Question

now its your turn... • environment / air pollution carbon dioxide (co₂) a car engine produces 88.0 g of co₂ during a short trip. • how many molecules of co₂ were released? • how many oxygen atoms were in that emission?

Explanation:

Sub - Question 1: How many molecules of \(CO_2\) were released?

Step 1: Calculate molar mass of \(CO_2\)

Molar mass of \(C\) is \(12.01\space g/mol\), molar mass of \(O\) is \(16.00\space g/mol\). For \(CO_2\), molar mass \(M = 12.01+ 2\times16.00=44.01\space g/mol\)

Step 2: Calculate moles of \(CO_2\)

Given mass \(m = 88.0\space g\), moles \(n=\frac{m}{M}\). Substituting values, \(n=\frac{88.0\space g}{44.01\space g/mol}\approx2.00\space mol\)

Step 3: Calculate number of molecules

Using Avogadro's number \(N_A = 6.022\times 10^{23}\space molecules/mol\), number of molecules \(N=n\times N_A\). Substituting \(n = 2.00\space mol\), \(N = 2.00\space mol\times6.022\times 10^{23}\space molecules/mol = 1.2044\times 10^{24}\space molecules\) (approx \(1.20\times 10^{24}\) or more precisely \(1.204\times 10^{24}\))

Sub - Question 2: How many oxygen atoms were in that emission?

Step 1: Recall the formula of \(CO_2\)

In one molecule of \(CO_2\), there are 2 oxygen atoms.
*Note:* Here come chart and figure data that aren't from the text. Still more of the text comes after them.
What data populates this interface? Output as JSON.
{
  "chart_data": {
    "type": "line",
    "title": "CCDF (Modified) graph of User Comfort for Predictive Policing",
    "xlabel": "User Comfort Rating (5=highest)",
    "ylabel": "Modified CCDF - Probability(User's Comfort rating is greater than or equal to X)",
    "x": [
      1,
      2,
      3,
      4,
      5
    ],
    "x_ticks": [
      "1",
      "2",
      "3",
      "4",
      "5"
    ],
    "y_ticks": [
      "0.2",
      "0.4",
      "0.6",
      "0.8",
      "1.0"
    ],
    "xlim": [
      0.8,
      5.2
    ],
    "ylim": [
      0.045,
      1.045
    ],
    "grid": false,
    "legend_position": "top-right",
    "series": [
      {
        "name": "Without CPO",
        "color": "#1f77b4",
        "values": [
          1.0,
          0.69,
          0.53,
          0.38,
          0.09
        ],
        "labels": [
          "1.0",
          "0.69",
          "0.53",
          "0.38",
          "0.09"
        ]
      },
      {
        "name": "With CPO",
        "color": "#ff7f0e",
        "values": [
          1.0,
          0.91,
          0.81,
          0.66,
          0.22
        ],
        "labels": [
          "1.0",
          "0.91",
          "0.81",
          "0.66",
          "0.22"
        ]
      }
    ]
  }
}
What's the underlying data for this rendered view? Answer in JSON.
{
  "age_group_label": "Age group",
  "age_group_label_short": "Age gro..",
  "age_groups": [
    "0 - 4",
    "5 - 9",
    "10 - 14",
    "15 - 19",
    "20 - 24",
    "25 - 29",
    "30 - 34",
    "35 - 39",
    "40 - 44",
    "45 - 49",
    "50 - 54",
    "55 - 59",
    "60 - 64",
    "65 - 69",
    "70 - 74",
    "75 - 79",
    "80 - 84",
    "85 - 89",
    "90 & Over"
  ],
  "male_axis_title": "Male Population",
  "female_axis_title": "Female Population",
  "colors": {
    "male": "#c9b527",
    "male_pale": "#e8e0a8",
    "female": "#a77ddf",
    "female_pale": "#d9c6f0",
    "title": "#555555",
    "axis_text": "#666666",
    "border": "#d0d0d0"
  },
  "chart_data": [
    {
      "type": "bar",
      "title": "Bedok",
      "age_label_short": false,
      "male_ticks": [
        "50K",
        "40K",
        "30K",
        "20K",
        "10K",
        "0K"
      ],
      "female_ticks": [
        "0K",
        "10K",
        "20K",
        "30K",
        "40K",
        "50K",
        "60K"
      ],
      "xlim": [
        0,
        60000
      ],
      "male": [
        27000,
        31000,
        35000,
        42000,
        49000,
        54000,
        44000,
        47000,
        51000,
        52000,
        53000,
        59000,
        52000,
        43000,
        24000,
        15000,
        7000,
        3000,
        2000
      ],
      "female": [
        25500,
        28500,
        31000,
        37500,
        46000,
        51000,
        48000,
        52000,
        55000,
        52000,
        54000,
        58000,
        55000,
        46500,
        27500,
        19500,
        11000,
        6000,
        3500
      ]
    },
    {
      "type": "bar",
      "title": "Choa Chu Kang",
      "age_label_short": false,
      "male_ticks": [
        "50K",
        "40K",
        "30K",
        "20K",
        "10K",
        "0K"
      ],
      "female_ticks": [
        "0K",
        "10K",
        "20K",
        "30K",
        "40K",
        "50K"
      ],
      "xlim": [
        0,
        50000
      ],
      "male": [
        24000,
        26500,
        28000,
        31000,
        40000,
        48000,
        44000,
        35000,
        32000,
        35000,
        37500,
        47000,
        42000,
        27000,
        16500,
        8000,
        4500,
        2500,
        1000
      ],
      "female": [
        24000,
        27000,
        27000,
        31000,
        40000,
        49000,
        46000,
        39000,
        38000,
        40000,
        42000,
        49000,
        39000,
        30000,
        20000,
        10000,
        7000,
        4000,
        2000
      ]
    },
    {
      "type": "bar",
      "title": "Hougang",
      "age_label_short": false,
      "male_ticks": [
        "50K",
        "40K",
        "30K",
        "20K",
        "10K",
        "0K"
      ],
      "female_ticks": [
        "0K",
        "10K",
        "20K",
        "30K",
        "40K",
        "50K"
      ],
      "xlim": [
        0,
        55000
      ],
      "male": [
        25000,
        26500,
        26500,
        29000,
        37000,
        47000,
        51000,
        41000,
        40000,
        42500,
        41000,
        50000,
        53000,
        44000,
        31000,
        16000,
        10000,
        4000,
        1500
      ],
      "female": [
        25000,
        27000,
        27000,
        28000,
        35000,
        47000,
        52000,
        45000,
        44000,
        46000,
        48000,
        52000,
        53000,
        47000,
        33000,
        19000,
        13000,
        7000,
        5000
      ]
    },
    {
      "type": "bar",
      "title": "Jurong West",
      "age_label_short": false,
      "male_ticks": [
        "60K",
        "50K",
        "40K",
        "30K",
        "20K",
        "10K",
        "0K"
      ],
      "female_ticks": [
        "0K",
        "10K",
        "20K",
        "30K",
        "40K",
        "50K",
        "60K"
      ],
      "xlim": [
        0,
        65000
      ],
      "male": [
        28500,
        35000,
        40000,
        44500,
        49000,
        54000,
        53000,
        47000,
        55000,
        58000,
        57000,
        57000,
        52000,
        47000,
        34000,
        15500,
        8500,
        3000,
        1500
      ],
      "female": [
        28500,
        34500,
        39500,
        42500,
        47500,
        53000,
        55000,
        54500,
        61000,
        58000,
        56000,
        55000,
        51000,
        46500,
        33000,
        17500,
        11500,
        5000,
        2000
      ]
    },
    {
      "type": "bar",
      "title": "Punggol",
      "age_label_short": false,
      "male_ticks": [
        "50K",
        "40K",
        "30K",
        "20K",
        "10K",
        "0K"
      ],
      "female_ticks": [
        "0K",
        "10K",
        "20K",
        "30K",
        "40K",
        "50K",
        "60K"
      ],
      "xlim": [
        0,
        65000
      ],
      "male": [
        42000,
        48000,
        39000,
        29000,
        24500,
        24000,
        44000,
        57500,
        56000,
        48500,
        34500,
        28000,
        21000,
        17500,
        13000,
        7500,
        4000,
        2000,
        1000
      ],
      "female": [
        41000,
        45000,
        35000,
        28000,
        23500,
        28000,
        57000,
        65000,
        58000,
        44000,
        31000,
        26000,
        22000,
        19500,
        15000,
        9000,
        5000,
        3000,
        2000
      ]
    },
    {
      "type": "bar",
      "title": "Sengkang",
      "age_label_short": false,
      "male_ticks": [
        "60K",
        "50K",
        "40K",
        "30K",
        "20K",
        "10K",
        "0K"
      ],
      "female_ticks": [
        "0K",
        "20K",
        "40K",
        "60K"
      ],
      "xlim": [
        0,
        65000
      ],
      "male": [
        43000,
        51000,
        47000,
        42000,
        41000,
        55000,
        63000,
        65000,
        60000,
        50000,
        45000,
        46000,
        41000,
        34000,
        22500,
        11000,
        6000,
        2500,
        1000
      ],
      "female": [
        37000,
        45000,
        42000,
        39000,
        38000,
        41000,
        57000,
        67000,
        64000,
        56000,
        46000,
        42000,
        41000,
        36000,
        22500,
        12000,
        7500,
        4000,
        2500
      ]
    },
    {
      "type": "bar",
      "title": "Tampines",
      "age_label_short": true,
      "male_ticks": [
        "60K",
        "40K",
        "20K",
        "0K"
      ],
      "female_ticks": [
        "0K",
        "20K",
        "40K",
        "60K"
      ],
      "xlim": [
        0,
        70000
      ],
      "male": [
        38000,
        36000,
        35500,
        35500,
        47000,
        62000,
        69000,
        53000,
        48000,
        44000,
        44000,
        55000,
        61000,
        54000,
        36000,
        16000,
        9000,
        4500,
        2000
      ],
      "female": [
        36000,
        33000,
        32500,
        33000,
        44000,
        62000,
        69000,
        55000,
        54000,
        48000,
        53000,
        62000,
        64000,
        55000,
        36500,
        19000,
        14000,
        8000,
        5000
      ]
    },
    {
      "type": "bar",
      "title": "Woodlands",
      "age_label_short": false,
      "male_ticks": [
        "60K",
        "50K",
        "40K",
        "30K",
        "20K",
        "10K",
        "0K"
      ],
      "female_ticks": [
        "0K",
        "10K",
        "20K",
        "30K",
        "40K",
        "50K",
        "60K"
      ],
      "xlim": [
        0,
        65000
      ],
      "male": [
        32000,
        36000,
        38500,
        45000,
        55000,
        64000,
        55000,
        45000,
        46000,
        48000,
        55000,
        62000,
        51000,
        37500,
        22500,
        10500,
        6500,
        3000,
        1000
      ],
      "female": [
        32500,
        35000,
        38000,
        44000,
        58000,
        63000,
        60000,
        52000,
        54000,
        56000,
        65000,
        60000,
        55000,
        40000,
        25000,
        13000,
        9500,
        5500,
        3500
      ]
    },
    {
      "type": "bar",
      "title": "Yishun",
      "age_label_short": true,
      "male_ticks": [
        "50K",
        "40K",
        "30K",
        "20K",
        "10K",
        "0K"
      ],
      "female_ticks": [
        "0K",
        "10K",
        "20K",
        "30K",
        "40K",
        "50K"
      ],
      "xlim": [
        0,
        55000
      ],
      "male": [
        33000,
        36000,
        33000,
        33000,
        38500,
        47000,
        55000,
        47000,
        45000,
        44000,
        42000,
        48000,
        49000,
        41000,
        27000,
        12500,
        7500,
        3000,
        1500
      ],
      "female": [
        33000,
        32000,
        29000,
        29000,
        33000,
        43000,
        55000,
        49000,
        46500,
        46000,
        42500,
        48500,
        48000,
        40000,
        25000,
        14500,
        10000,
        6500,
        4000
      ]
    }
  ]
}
Step 2: Use number of \(CO_2\) molecules

From part 1, number of \(CO_2\) molecules \(N = 1.2044\times 10^{24}\). Number of oxygen atoms \(N_O=2\times N\)

Step 3: Calculate number of oxygen atoms

\(N_O = 2\times1.2044\times 10^{24}=2.4088\times 10^{24}\space atoms\) (approx \(2.41\times 10^{24}\))

Answer:

(Sub - Question 1):
The number of \(CO_2\) molecules released is approximately \(\boldsymbol{1.20\times 10^{24}}\) (or more precisely \(1.204\times 10^{24}\)) molecules.